In New Zealand Sauvignon Blanc, however, one of the most disruptive and trend-setting wines of recent decades, he would have found confirmation of an aspect of the modern English taste in wine against which he waged a relentless crusade, namely a “depraved taste for semi-sweet wine”.

“We like our wine sweetish with a touch of acid to give it bounce, white and low in alcohol,” Waugh noted, and although he is here thinking primarily of cheap German wine, New Zealand Sauvignon Blanc also ticks many of these boxes. People tend to think, mistakenly, that these are dry wines, because they are so vividly acidic (and the grapes are often harvested before phenological ripeness in order to ensure that initial acidic ‘cut’ in the resulting wine).

But wines can be both fully sweet and thrillingly acidic — for example, some of the great sweet wines of Germany and Vouvray. New Zealand Sauvignon Blanc is of course not fully sweet, but it often contains a surprising amount of unfermented sugar. The prominent acidity conceals the fact that it is really an off-dry wine, and therefore a bit closer to New Zealand Pinot Gris than the very different flavour profiles of those two types of wine would at first suggest.

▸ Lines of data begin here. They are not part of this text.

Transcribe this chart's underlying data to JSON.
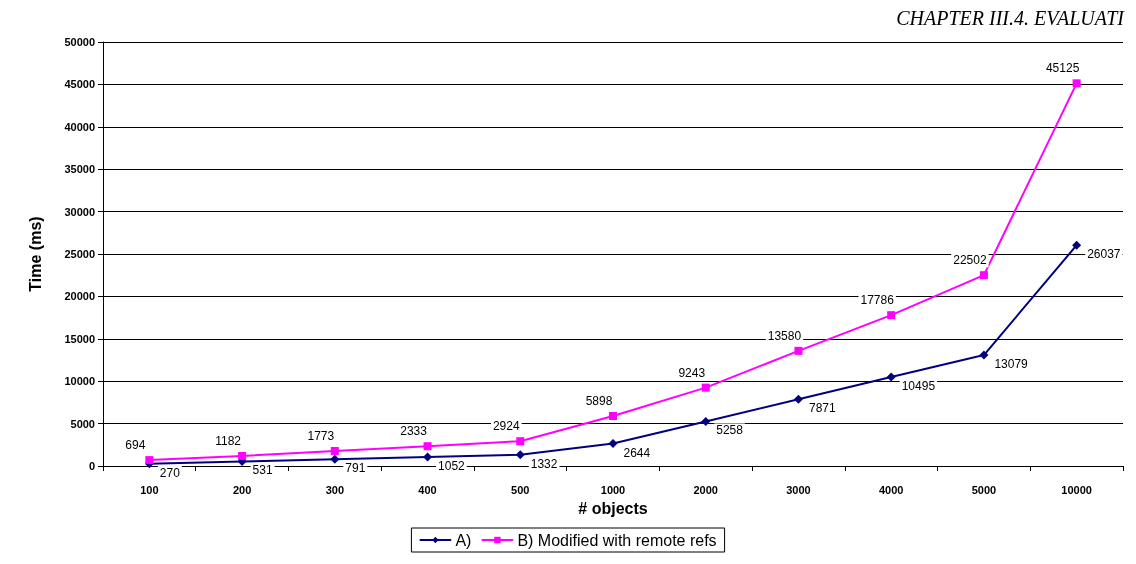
{
  "chart_data": {
    "type": "line",
    "xlabel": "# objects",
    "ylabel": "Time (ms)",
    "annotations": [
      "CHAPTER III.4. EVALUATI"
    ],
    "categories": [
      "100",
      "200",
      "300",
      "400",
      "500",
      "1000",
      "2000",
      "3000",
      "4000",
      "5000",
      "10000"
    ],
    "series": [
      {
        "name": "A)",
        "color": "#000080",
        "marker": "diamond",
        "values": [
          270,
          531,
          791,
          1052,
          1332,
          2644,
          5258,
          7871,
          10495,
          13079,
          26037
        ]
      },
      {
        "name": "B) Modified with remote refs",
        "color": "#ff00ff",
        "marker": "square",
        "values": [
          694,
          1182,
          1773,
          2333,
          2924,
          5898,
          9243,
          13580,
          17786,
          22502,
          45125
        ]
      }
    ],
    "ylim": [
      0,
      50000
    ],
    "yticks": [
      0,
      5000,
      10000,
      15000,
      20000,
      25000,
      30000,
      35000,
      40000,
      45000,
      50000
    ],
    "grid": "y",
    "legend": "bottom",
    "data_labels": true,
    "line_style": "solid"
  }
}
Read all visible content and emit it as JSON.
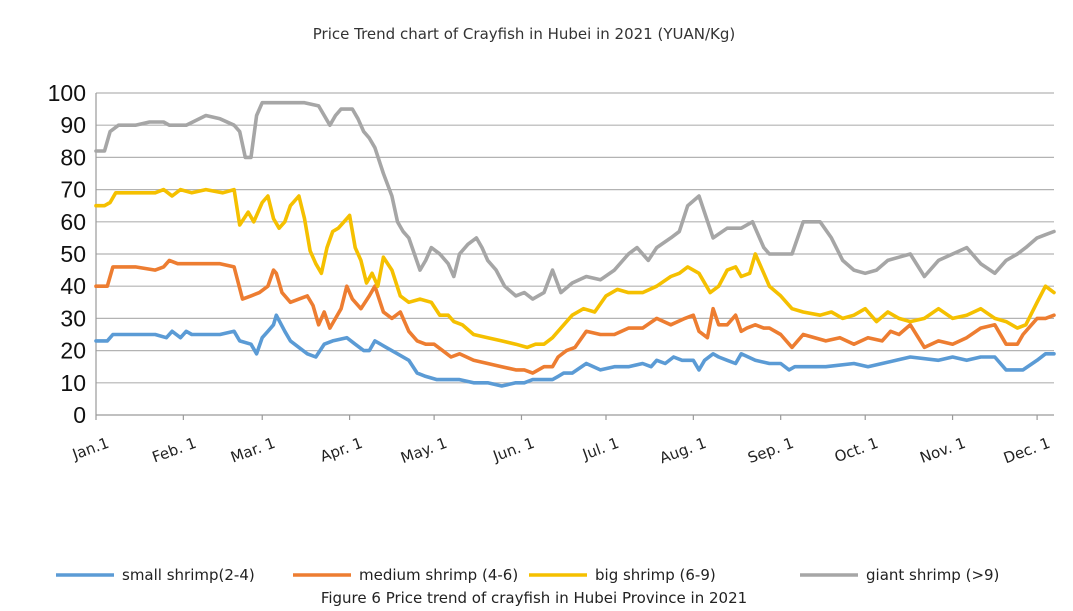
{
  "chart_data": {
    "type": "line",
    "title": "Price Trend chart of Crayfish in Hubei in 2021 (YUAN/Kg)",
    "caption": "Figure 6 Price trend of crayfish in Hubei Province in 2021",
    "xlabel": "",
    "ylabel": "",
    "ylim": [
      0,
      100
    ],
    "yticks": [
      0,
      10,
      20,
      30,
      40,
      50,
      60,
      70,
      80,
      90,
      100
    ],
    "grid": true,
    "legend_position": "bottom",
    "xtick_labels": [
      "Jan.1",
      "Feb. 1",
      "Mar. 1",
      "Apr. 1",
      "May. 1",
      "Jun. 1",
      "Jul. 1",
      "Aug. 1",
      "Sep. 1",
      "Oct. 1",
      "Nov. 1",
      "Dec. 1"
    ],
    "xtick_days": [
      1,
      32,
      60,
      91,
      121,
      152,
      182,
      213,
      244,
      274,
      305,
      335
    ],
    "x_range_days": [
      1,
      341
    ],
    "series": [
      {
        "name": "small shrimp(2-4)",
        "color": "#5b9bd5",
        "x": [
          1,
          5,
          7,
          15,
          22,
          26,
          28,
          31,
          33,
          35,
          38,
          45,
          50,
          52,
          56,
          58,
          60,
          62,
          64,
          65,
          68,
          70,
          73,
          76,
          79,
          82,
          85,
          90,
          93,
          96,
          98,
          100,
          104,
          108,
          112,
          115,
          118,
          122,
          126,
          130,
          135,
          140,
          145,
          150,
          153,
          156,
          160,
          163,
          165,
          167,
          170,
          175,
          180,
          185,
          190,
          195,
          198,
          200,
          203,
          206,
          209,
          213,
          215,
          217,
          220,
          222,
          225,
          228,
          230,
          235,
          240,
          244,
          247,
          249,
          252,
          260,
          270,
          275,
          280,
          285,
          290,
          300,
          305,
          310,
          315,
          320,
          324,
          330,
          335,
          338,
          341
        ],
        "values": [
          23,
          23,
          25,
          25,
          25,
          24,
          26,
          24,
          26,
          25,
          25,
          25,
          26,
          23,
          22,
          19,
          24,
          26,
          28,
          31,
          26,
          23,
          21,
          19,
          18,
          22,
          23,
          24,
          22,
          20,
          20,
          23,
          21,
          19,
          17,
          13,
          12,
          11,
          11,
          11,
          10,
          10,
          9,
          10,
          10,
          11,
          11,
          11,
          12,
          13,
          13,
          16,
          14,
          15,
          15,
          16,
          15,
          17,
          16,
          18,
          17,
          17,
          14,
          17,
          19,
          18,
          17,
          16,
          19,
          17,
          16,
          16,
          14,
          15,
          15,
          15,
          16,
          15,
          16,
          17,
          18,
          17,
          18,
          17,
          18,
          18,
          14,
          14,
          17,
          19,
          19
        ]
      },
      {
        "name": "medium shrimp (4-6)",
        "color": "#ed7d31",
        "x": [
          1,
          5,
          7,
          15,
          22,
          25,
          27,
          30,
          32,
          40,
          45,
          50,
          53,
          56,
          59,
          62,
          64,
          65,
          67,
          70,
          73,
          76,
          78,
          80,
          82,
          84,
          86,
          88,
          90,
          92,
          95,
          98,
          100,
          103,
          106,
          109,
          112,
          115,
          118,
          121,
          124,
          127,
          130,
          135,
          140,
          145,
          150,
          153,
          156,
          160,
          163,
          165,
          168,
          171,
          175,
          180,
          185,
          190,
          195,
          200,
          205,
          210,
          213,
          215,
          218,
          220,
          222,
          225,
          228,
          230,
          232,
          235,
          238,
          240,
          244,
          248,
          252,
          260,
          265,
          270,
          275,
          280,
          283,
          286,
          290,
          295,
          300,
          305,
          310,
          315,
          320,
          324,
          328,
          330,
          335,
          338,
          341
        ],
        "values": [
          40,
          40,
          46,
          46,
          45,
          46,
          48,
          47,
          47,
          47,
          47,
          46,
          36,
          37,
          38,
          40,
          45,
          44,
          38,
          35,
          36,
          37,
          34,
          28,
          32,
          27,
          30,
          33,
          40,
          36,
          33,
          37,
          40,
          32,
          30,
          32,
          26,
          23,
          22,
          22,
          20,
          18,
          19,
          17,
          16,
          15,
          14,
          14,
          13,
          15,
          15,
          18,
          20,
          21,
          26,
          25,
          25,
          27,
          27,
          30,
          28,
          30,
          31,
          26,
          24,
          33,
          28,
          28,
          31,
          26,
          27,
          28,
          27,
          27,
          25,
          21,
          25,
          23,
          24,
          22,
          24,
          23,
          26,
          25,
          28,
          21,
          23,
          22,
          24,
          27,
          28,
          22,
          22,
          25,
          30,
          30,
          31
        ]
      },
      {
        "name": "big shrimp (6-9)",
        "color": "#f5c000",
        "x": [
          1,
          4,
          6,
          8,
          15,
          22,
          25,
          28,
          31,
          35,
          40,
          46,
          50,
          52,
          55,
          57,
          60,
          62,
          64,
          66,
          68,
          70,
          73,
          75,
          77,
          79,
          81,
          83,
          85,
          87,
          89,
          91,
          93,
          95,
          97,
          99,
          101,
          103,
          106,
          109,
          112,
          116,
          120,
          123,
          126,
          128,
          131,
          135,
          140,
          145,
          150,
          154,
          157,
          160,
          163,
          166,
          170,
          174,
          178,
          182,
          186,
          190,
          195,
          200,
          205,
          208,
          211,
          215,
          219,
          222,
          225,
          228,
          230,
          233,
          235,
          238,
          240,
          244,
          248,
          252,
          258,
          262,
          266,
          270,
          274,
          278,
          282,
          286,
          290,
          295,
          300,
          305,
          310,
          315,
          320,
          324,
          328,
          331,
          335,
          338,
          341
        ],
        "values": [
          65,
          65,
          66,
          69,
          69,
          69,
          70,
          68,
          70,
          69,
          70,
          69,
          70,
          59,
          63,
          60,
          66,
          68,
          61,
          58,
          60,
          65,
          68,
          61,
          51,
          47,
          44,
          52,
          57,
          58,
          60,
          62,
          52,
          48,
          41,
          44,
          40,
          49,
          45,
          37,
          35,
          36,
          35,
          31,
          31,
          29,
          28,
          25,
          24,
          23,
          22,
          21,
          22,
          22,
          24,
          27,
          31,
          33,
          32,
          37,
          39,
          38,
          38,
          40,
          43,
          44,
          46,
          44,
          38,
          40,
          45,
          46,
          43,
          44,
          50,
          44,
          40,
          37,
          33,
          32,
          31,
          32,
          30,
          31,
          33,
          29,
          32,
          30,
          29,
          30,
          33,
          30,
          31,
          33,
          30,
          29,
          27,
          28,
          35,
          40,
          38
        ]
      },
      {
        "name": "giant shrimp (>9)",
        "color": "#a6a6a6",
        "x": [
          1,
          4,
          6,
          9,
          15,
          20,
          25,
          27,
          30,
          33,
          40,
          45,
          50,
          52,
          54,
          56,
          58,
          60,
          62,
          64,
          66,
          70,
          75,
          80,
          84,
          86,
          88,
          90,
          92,
          94,
          96,
          98,
          100,
          103,
          106,
          108,
          110,
          112,
          114,
          116,
          118,
          120,
          123,
          126,
          128,
          130,
          133,
          136,
          138,
          140,
          143,
          146,
          150,
          153,
          156,
          160,
          163,
          166,
          170,
          175,
          180,
          185,
          190,
          193,
          197,
          200,
          205,
          208,
          211,
          215,
          220,
          225,
          230,
          234,
          238,
          240,
          244,
          248,
          252,
          258,
          262,
          266,
          270,
          274,
          278,
          282,
          286,
          290,
          295,
          300,
          305,
          310,
          315,
          320,
          324,
          328,
          331,
          335,
          338,
          341
        ],
        "values": [
          82,
          82,
          88,
          90,
          90,
          91,
          91,
          90,
          90,
          90,
          93,
          92,
          90,
          88,
          80,
          80,
          93,
          97,
          97,
          97,
          97,
          97,
          97,
          96,
          90,
          93,
          95,
          95,
          95,
          92,
          88,
          86,
          83,
          75,
          68,
          60,
          57,
          55,
          50,
          45,
          48,
          52,
          50,
          47,
          43,
          50,
          53,
          55,
          52,
          48,
          45,
          40,
          37,
          38,
          36,
          38,
          45,
          38,
          41,
          43,
          42,
          45,
          50,
          52,
          48,
          52,
          55,
          57,
          65,
          68,
          55,
          58,
          58,
          60,
          52,
          50,
          50,
          50,
          60,
          60,
          55,
          48,
          45,
          44,
          45,
          48,
          49,
          50,
          43,
          48,
          50,
          52,
          47,
          44,
          48,
          50,
          52,
          55,
          56,
          57
        ]
      }
    ]
  }
}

Waugh might well have concluded that the popularity of New Zealand Sauvignon Blanc at English middle-class parties was evidence of our inability to wean ourselves from sweetness in wines. He might also, however, have taken a little satisfaction from the fact that so many of the consumers of these wines think they are drinking something dry, and pat themselves on the back for it. This is the tribute paid by ignorance to discrimination.

However, it remains true that if you serve a truly dry wine (such as properly-made Chablis) to many people they will not really enjoy it, although usually they will pretend to. That honesty about our wine likes and dislikes which Waugh hoped to instill is, just as much as ever, still to seek.